I created this soup in Greenland, where I used dried vegetables rather than the fresh shown in the following recipe. It was a lovely soup with dried; it’s wonderful with fresh. Should you be in my predicament, I give the dried vegetable version below. The resulting soup is thick and rich: ideal for a main course in cold weather.

There are more cans included than I would normally use, but the baked beans are an essential ingredient because their tomato sauce gives a flavour that is otherwise hard to obtain, while sweetcorn adds extra flavour and texture. The recipe makes loads – probably enough for four people, but like most soup, it only improves with keeping, and in the conditions in which you’d be eating it, there’d by no problems about its going off.
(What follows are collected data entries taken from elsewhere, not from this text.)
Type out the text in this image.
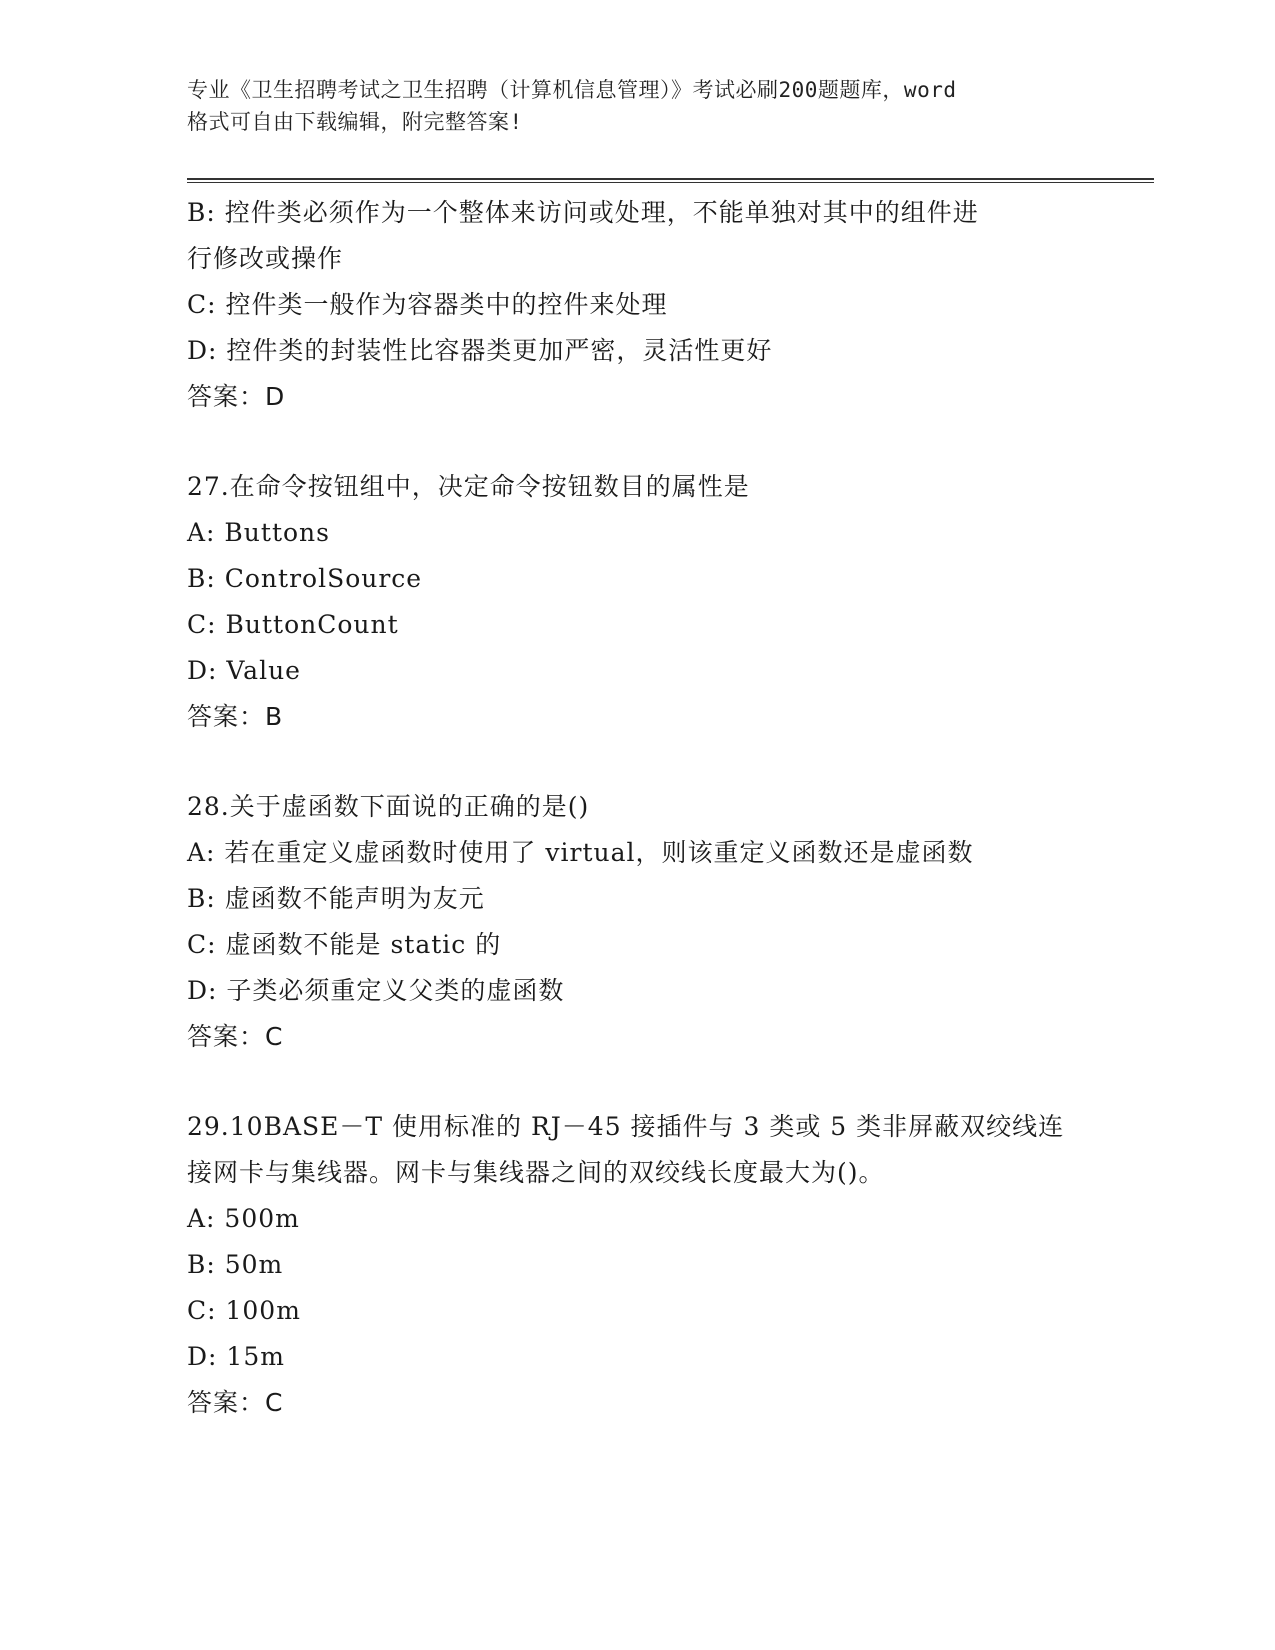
专业《卫生招聘考试之卫生招聘（计算机信息管理）》考试必刷200题题库，word
格式可自由下载编辑，附完整答案!
B: 控件类必须作为一个整体来访问或处理，不能单独对其中的组件进
行修改或操作
C: 控件类一般作为容器类中的控件来处理
D: 控件类的封装性比容器类更加严密，灵活性更好
答案：D
27.在命令按钮组中，决定命令按钮数目的属性是
A: Buttons
B: ControlSource
C: ButtonCount
D: Value
答案：B
28.关于虚函数下面说的正确的是()
A: 若在重定义虚函数时使用了 virtual，则该重定义函数还是虚函数
B: 虚函数不能声明为友元
C: 虚函数不能是 static 的
D: 子类必须重定义父类的虚函数
答案：C
29.10BASE－T 使用标准的 RJ－45 接插件与 3 类或 5 类非屏蔽双绞线连
接网卡与集线器。网卡与集线器之间的双绞线长度最大为()。
A: 500m
B: 50m
C: 100m
D: 15m
答案：C
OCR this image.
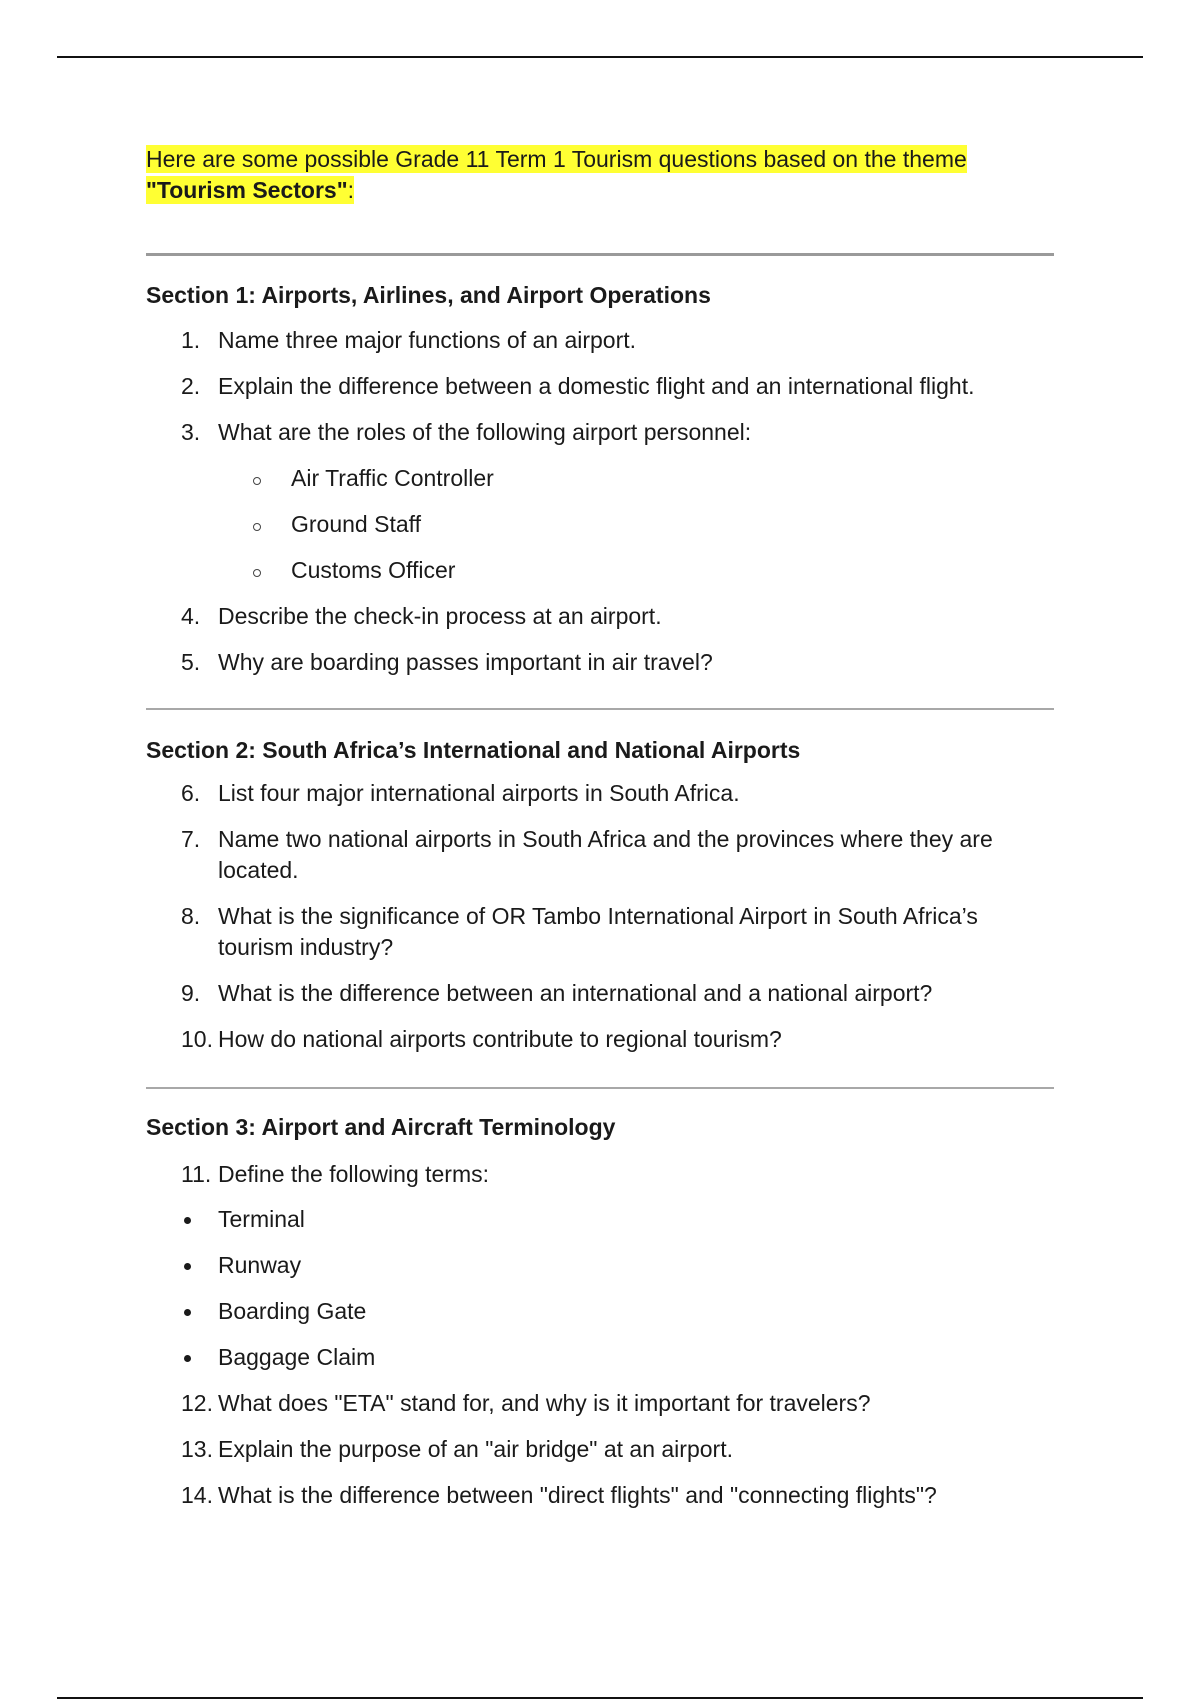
Here are some possible Grade 11 Term 1 Tourism questions based on the theme
"Tourism Sectors":

Section 1: Airports, Airlines, and Airport Operations
1. Name three major functions of an airport.
2. Explain the difference between a domestic flight and an international flight.
3. What are the roles of the following airport personnel:
Air Traffic Controller
Ground Staff
Customs Officer
4. Describe the check-in process at an airport.
5. Why are boarding passes important in air travel?
Section 2: South Africa’s International and National Airports
6. List four major international airports in South Africa.
7. Name two national airports in South Africa and the provinces where they are located.
8. What is the significance of OR Tambo International Airport in South Africa’s tourism industry?
9. What is the difference between an international and a national airport?
10. How do national airports contribute to regional tourism?
Section 3: Airport and Aircraft Terminology
11. Define the following terms:
Terminal
Runway
Boarding Gate
Baggage Claim
12. What does "ETA" stand for, and why is it important for travelers?
13. Explain the purpose of an "air bridge" at an airport.
14. What is the difference between "direct flights" and "connecting flights"?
I've tagged this as gluten free - but some makes of baked beans might have flour in them.  Check the label.

Use 1/3 seawater to 2/3 fresh, if the sea is clean, and leave out the salt.

Ingredients

1 leek

2 tbsp olive oil
1 onion
1 potato
1 turnip
3 carrots
1/4 cup gram flour
6 cups water OR stock
1 tsp sage
2 tsp parsley
6 juniper berries, crushed
1/2 tsp cracked black peppercorns
2 tsp seasoned salt
200 ml/7 oz can sweetcorn
400 g/14 oz can baked beans
170 ml/6 oz can cream
Method:
  • Wash the leek carefully, slitting down the sides of it to ensure that all the grit and soil are removed.
  • Heat the olive oil in a pressure cooker or large saucepan, over a low heat.
  • Dice the leek, onion, potato, turnip and carrots and put them into the pan. Fry gently for five minutes until the vegetables are softened and well coated with oil.
  • Stir in the gram flour, mixing well to remove most of the lumps.
  • Pour in the water, turn up the heat and bring to the boil.
  • Add the sage, parsley, juniper berries and cracked pepper and seasoned salt.
  • If you’re using the pressure cooker, bring to pressure and cook for 8 minutes. Otherwise, turn the heat right down and simmer as gently as you can for 45 minutes.
  • Add the cans of sweetcorn and baked beans and bring back to boiling point. Simmer for a further 5 minutes or so.
  • Gently stir in the cream, mixing thoroughly. Heat until almost boiling and then serve with warm bread.
Variations:
  • For the Greenland version, use 1/4 cup of dried onions and 1 cup of mixed dried vegetables instead of the fresh vegetables. Pour 1/2 cup boiling water over the onions and leave them to soak for 30 minutes before adding them to the soup. Pour 2 cups of boiling water over the other vegetables and leave them for the same time.
  • Extra zing can be added with a tbsp of Worcestershire Sauce, if you use this.
  • If you don’t have any cream, mix ½ cup dried milk with ½ cup lukewarm water and add this to the soup.